In the public health system in India NM who live in villages, one each posted at sub centre has the responsibility for five villages, around 5000 population (3000 in hilly area) with difficulties of travel, supervision and retraining, accountability and linkages. So they a face limitations and results are evident. In spite of the huge health network maternal mortality has been high. When rural public health care seems choked nationwide for numbers (Rural health mission 2007 www.india together.com), any successful program is welcome.
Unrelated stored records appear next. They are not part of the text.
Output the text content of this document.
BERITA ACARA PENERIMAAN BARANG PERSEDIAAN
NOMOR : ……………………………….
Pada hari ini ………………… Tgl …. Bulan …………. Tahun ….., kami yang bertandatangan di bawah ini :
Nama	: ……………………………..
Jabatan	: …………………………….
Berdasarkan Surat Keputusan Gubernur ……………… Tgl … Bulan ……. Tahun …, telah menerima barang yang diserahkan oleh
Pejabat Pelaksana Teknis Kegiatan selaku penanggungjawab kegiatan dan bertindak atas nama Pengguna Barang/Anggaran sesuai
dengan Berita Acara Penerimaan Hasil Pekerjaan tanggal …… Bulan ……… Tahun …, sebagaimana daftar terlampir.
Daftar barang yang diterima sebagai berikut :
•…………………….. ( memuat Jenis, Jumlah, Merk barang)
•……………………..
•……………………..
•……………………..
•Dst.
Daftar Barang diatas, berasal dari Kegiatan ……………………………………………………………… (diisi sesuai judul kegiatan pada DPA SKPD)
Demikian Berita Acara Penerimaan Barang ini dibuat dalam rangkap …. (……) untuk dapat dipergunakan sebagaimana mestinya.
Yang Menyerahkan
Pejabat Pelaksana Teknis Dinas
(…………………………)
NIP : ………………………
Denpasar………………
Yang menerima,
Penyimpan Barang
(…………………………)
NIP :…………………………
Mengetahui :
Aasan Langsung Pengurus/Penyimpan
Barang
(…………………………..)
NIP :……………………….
The linkage of community to referrals, proper supervision with space for change in the system as per the need can do a lot. Maternal deaths have implications to the whole family, an impact that rebounds across generations, so must be averted by all sustainable means. However there are challenges of dangerous disorders like Sickle cell Disease and, Post-Partum Haemorrhage (PPH). Also quality care is becoming an issue. Maternal death because of PPH on 4thday after caesarean section at referral health facility in recent past was a sad reminder of every day watch. So everyone has to be always ready to do the best. Recently maternal health task force also reported that midwifery care has to be part of the conversation whenever we are looking at maternal and new-born health outcomes anywhere in the world. By applying the International Confederation of Midwives’ standards on a country-by-country basis, along with the MISS scoring system, to understand how to better utilize midwives to address some of the most challenging problems in maternal and new-born health can be understood (Kayla 2018). Medical colleges or referral health facilities can become backbone of maternal care with supervised channel to avert maternal deaths, severe sicknesses till the time, the needed services will be available in villages too [12-14].
Conflict of Interest Statement
There was no conflict of interest and funding for study. It was analysis of services provided for elimination of maternal mortality and severe morbidities.